O derradeiro livro da trilogia traz uma narrativa através de 4 personagens e, ao contrário de Count Zero, este recurso não traz grande dinamismo e sim uma certa dispersão. Um dos personagens principais é bem desinteressante no que tange a suas ações e personalidade mas, verdade seja dita, serve como fio condutor da trama.

A alternância de linhas narrativas resultam em capítulos curtos, ainda assim, o desenvolvimento do enredo se dá de forma lenta e não traz grandes empolgações nesse sentido nos 2/3 iniciais. O que não significa uma leitura maçante, o fiel da balança está nos detalhes secundários. E, nestes, encontramos o grande mérito do livro em relação a seus antecessores.

Se tratam de descrições tecnológicas, práticas culturais, flashbacks de personagens etc.

Uma de suas assistentes era uma garota num exoesqueleto de policarbono azul que lhe permitia carregar as malas Hermès com o guarda-roupas como se fossem blocos de espuma sem peso, o traje esquelético e sussurrante descia suavemente a escada, com passos acolchoados por seus rudes pés de dinossauro. Esqueleto azul, caixões de couro.

Desta forma, se você aprecia esse “pano de fundo”, gosta de comparar as tecnologias previstas pelo escritor nos anos 80 e confrontá-las com o que está à disposição hoje, ficará bem entretido até o momento em que a obra apresenta trechos mais empolgantes, com maior dose de ação. A exemplo da citação a seguir (CONTÉM SPOILER, mas não do final do livro).

"Estava saindo da cama quando Prior atravessou a porta, literalmente através da porta, já que ela ainda estava fechada quando ele a atingiu. Ele a atravessou de trás para a frente e foi parar sobre estilhaços e pedaços de papelão.

Ela o viu chocar-se contra a parede e depois o chão, e então já não estava se movendo mais e uma outra pessoa estava lá na porta, iluminada por trás, pela luz do outro quarto, e tudo que ela podia ver do rosto eram aqueles dois círculos de luz vermelha, reflexo do pôr do sol falso.

Colocou as pernas de volta na cama, encostou-se contra à parede, sua mão escorregando para…

— Não se mexa, sua vagabunda. — Havia alguma coisa realmente amedrontadora naquela voz, porque era alegre demais, como se atirar Prior através da porta fosse algo realmente divertido. — E isso quer dizer realmente não se mexer… — A mulher atravessou o quarto em três passos, muito próxima, tão próxima que Mona sentiu o frio da jaqueta de couro.

— Ok — disse Mona — , ok…

Então as mãos a agarraram, rápido, e ela estava jogada de costas, ombros pressionados fortemente contra a espuma e alguma coisa — a arma de choque — bem em frente ao seu rosto.
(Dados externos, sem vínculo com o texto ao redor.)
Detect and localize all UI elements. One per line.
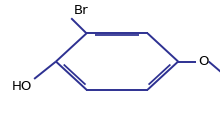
- Text: Br: Br: [73, 4, 88, 17]
- Text: HO: HO: [11, 80, 32, 93]
- Text: O: O: [198, 55, 208, 68]
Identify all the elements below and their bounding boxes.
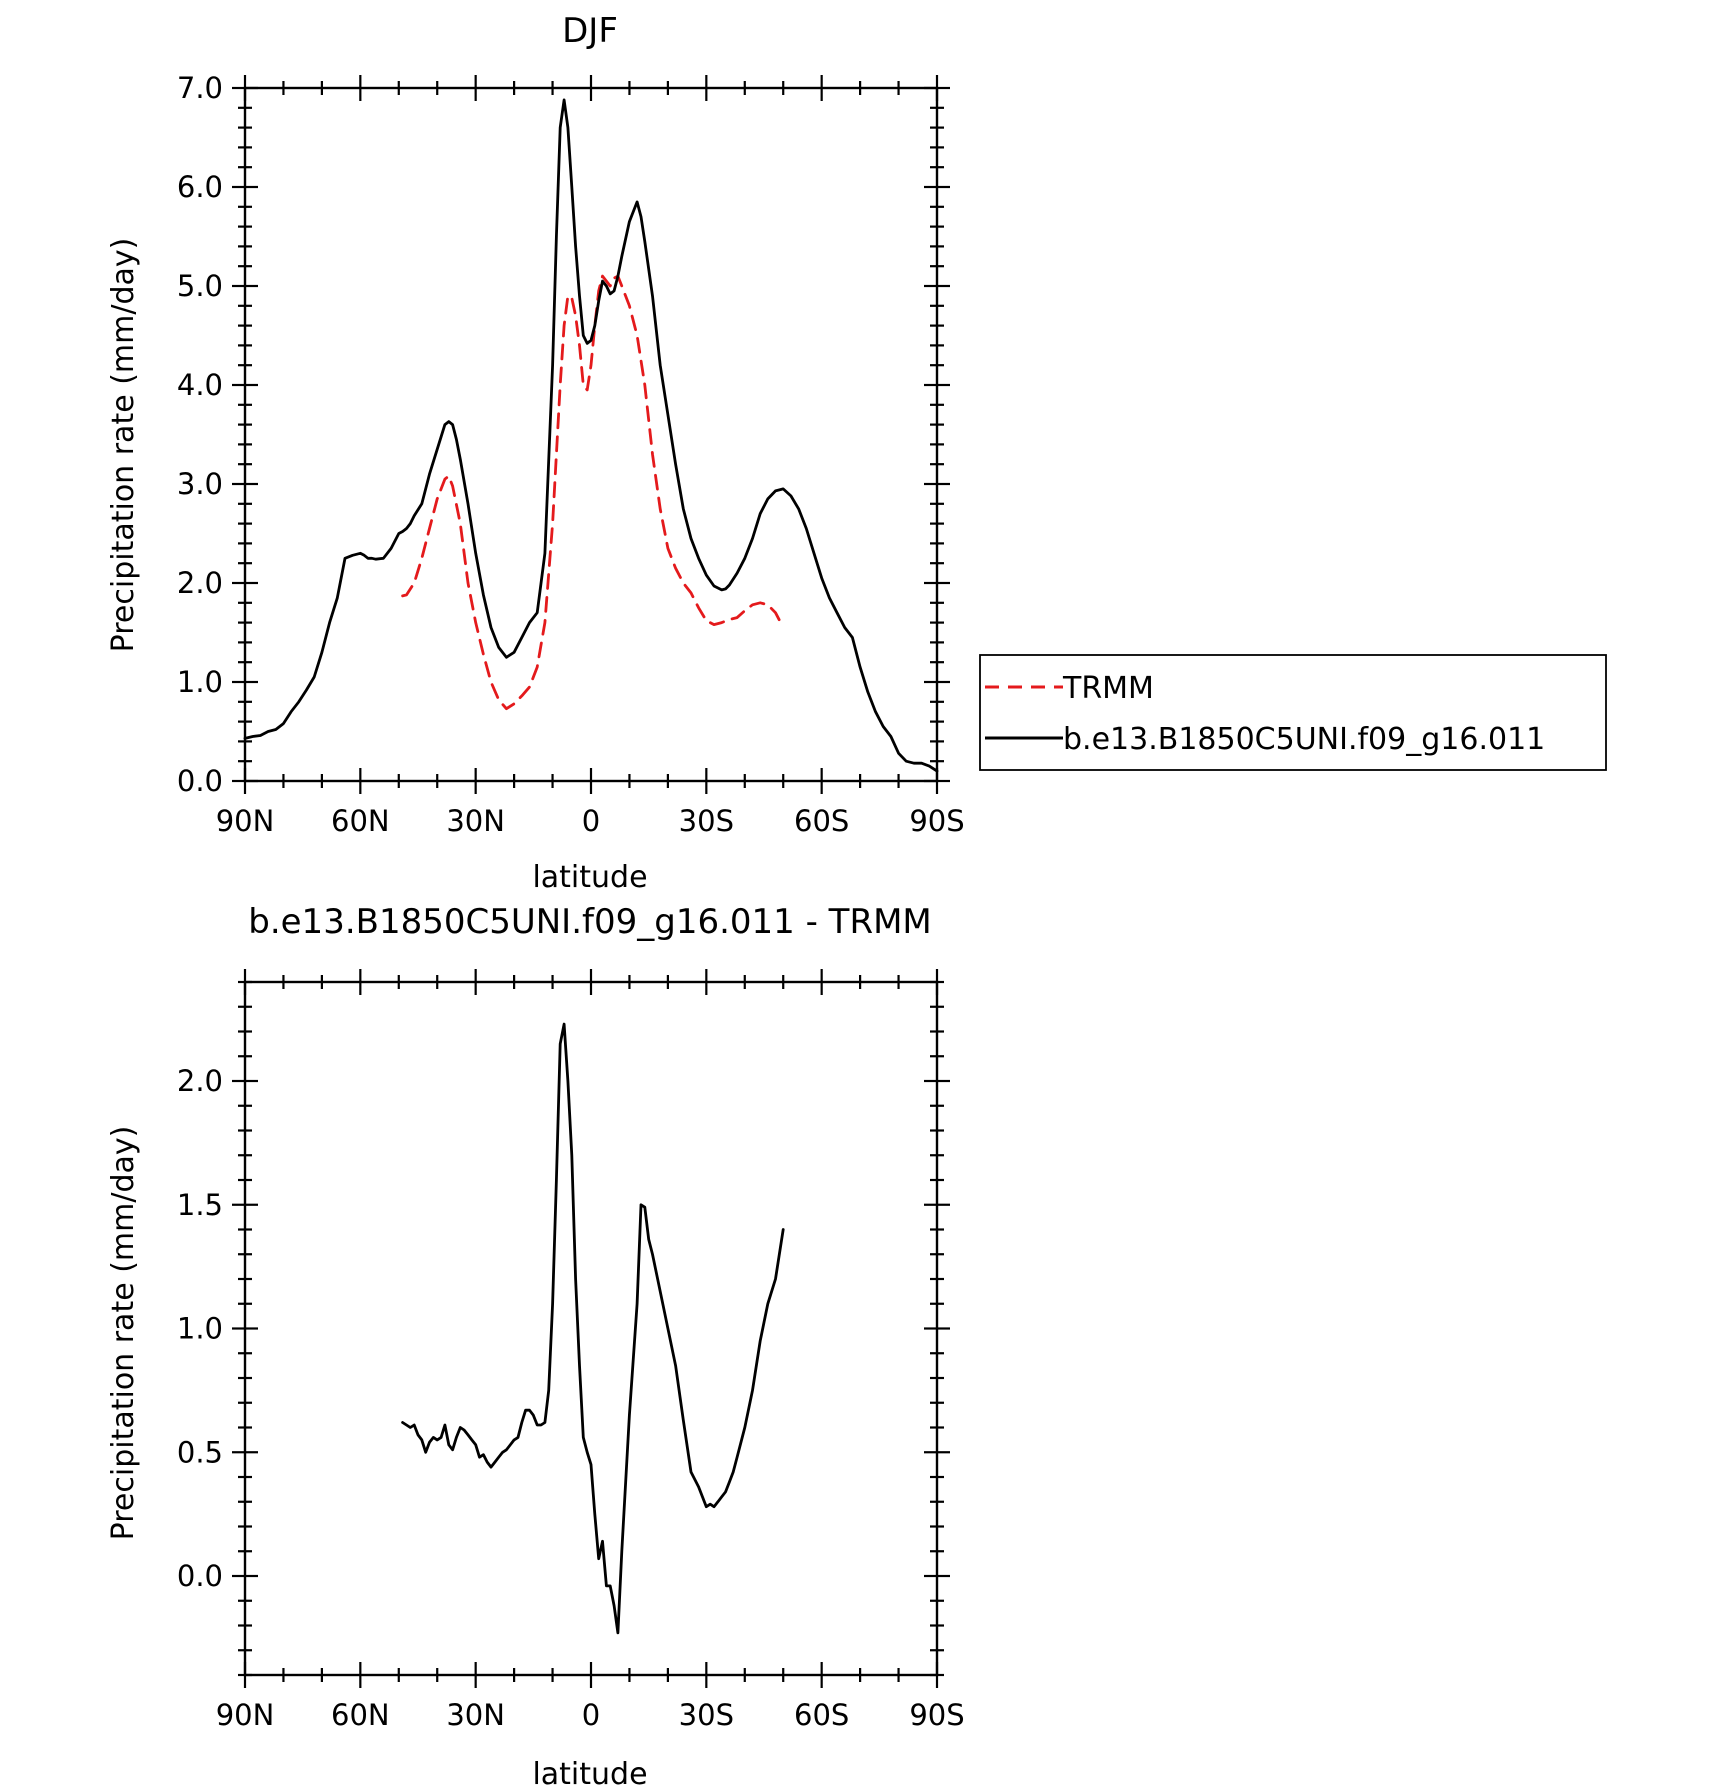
top-x-tick-label: 90S [909,804,964,838]
top-series-line-dashed-0 [401,274,785,711]
bottom-x-tick-label: 90N [216,1698,275,1732]
panel-bottom: b.e13.B1850C5UNI.f09_g16.011 - TRMM 90N 6… [106,902,965,1789]
top-y-tick-label: 1.0 [177,665,223,699]
top-y-tick-label: 4.0 [177,368,223,402]
legend-label-model: b.e13.B1850C5UNI.f09_g16.011 [1063,722,1545,757]
top-x-tick-label: 60N [331,804,390,838]
bottom-x-tick-label: 60S [794,1698,849,1732]
legend-label-trmm: TRMM [1062,671,1154,706]
bottom-chart-title: b.e13.B1850C5UNI.f09_g16.011 - TRMM [248,902,932,942]
bottom-x-tick-label: 60N [331,1698,390,1732]
top-series-line-solid-1 [243,98,939,773]
bottom-x-tick-label: 30N [446,1698,505,1732]
legend-box [979,654,1607,771]
bottom-x-axis-label: latitude [532,1757,647,1789]
top-plot-area: 90N 60N 30N 0 30S 60S 90S 0.0 1.0 2.0 3.0 4.0 5.0 6.0… [177,71,965,838]
panel-top: DJF 90N 60N 30N 0 30S 60S 90S 0.0 1.0 2.0 3.0 4.0 5.… [106,11,965,895]
top-x-axis-label: latitude [532,860,647,895]
bottom-y-tick-label: 0.5 [177,1435,223,1469]
top-y-axis-label: Precipitation rate (mm/day) [106,238,141,653]
bottom-x-tick-label: 30S [679,1698,734,1732]
top-chart-title: DJF [562,11,618,51]
top-x-tick-label: 30N [446,804,505,838]
bottom-x-tick-label: 90S [909,1698,964,1732]
bottom-plot-frame [243,980,939,1677]
top-x-tick-label: 30S [679,804,734,838]
top-y-tick-label: 0.0 [177,764,223,798]
bottom-y-tick-label: 1.0 [177,1312,223,1346]
top-y-tick-label: 5.0 [177,269,223,303]
top-x-tick-label: 90N [216,804,275,838]
top-x-tick-label: 60S [794,804,849,838]
top-y-tick-label: 7.0 [177,71,223,105]
bottom-y-tick-label: 2.0 [177,1064,223,1098]
bottom-y-tick-label: 0.0 [177,1559,223,1593]
bottom-plot-area: 90N 60N 30N 0 30S 60S 90S 0.0 0.5 1.0 1.5 2.0 [177,969,965,1732]
bottom-y-tick-label: 1.5 [177,1188,223,1222]
top-y-tick-label: 2.0 [177,566,223,600]
bottom-series-line-solid-0 [401,1022,785,1635]
bottom-x-tick-label: 0 [582,1698,600,1732]
bottom-y-axis-label: Precipitation rate (mm/day) [106,1126,141,1541]
top-plot-frame [243,86,939,783]
top-y-tick-label: 6.0 [177,170,223,204]
legend: TRMM b.e13.B1850C5UNI.f09_g16.011 [979,654,1607,771]
top-y-tick-label: 3.0 [177,467,223,501]
top-x-tick-label: 0 [582,804,600,838]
— Onde você conseguiu esta coisinha?

— Oh — disse Mona, como se fosse algo do qual ela havia se esquecido — , estava na jaqueta do meu namorado. Eu peguei a jaqueta emprestada…

O coração de Mona estava acelerado. Havia alguma coisa a respeito daqueles óculos…

— Esse merda aí sabia que você tinha esta coisinha?

— Quem?

— Prior — disse a mulher, e largou-a, virando-se. Estava chutando Prior, várias vezes, com força. — Não — disse ela, parando tão abruptamente quanto começou. — Acho que Prior não sabia. — Gerald estava na porta, como se nada houvesse acontecido, exceto por seu olhar triste para a parte da porta que havia sobrado no caixilho, correndo seu polegar sobre uma ponta de laminado lascado. — Café, Molly?

— Dois cafés, Gerald — disse a mulher, examinando a arma de choque. — O meu, forte".

A exemplo de Neuromancer, o autor deixa aqui alguns trechos um tanto confusos, mas nada que enseje o abandono da leitura. Pelo contrário, gera até mesmo o desejo de revisitar a trilogia no futuro, para um melhor aproveitamento.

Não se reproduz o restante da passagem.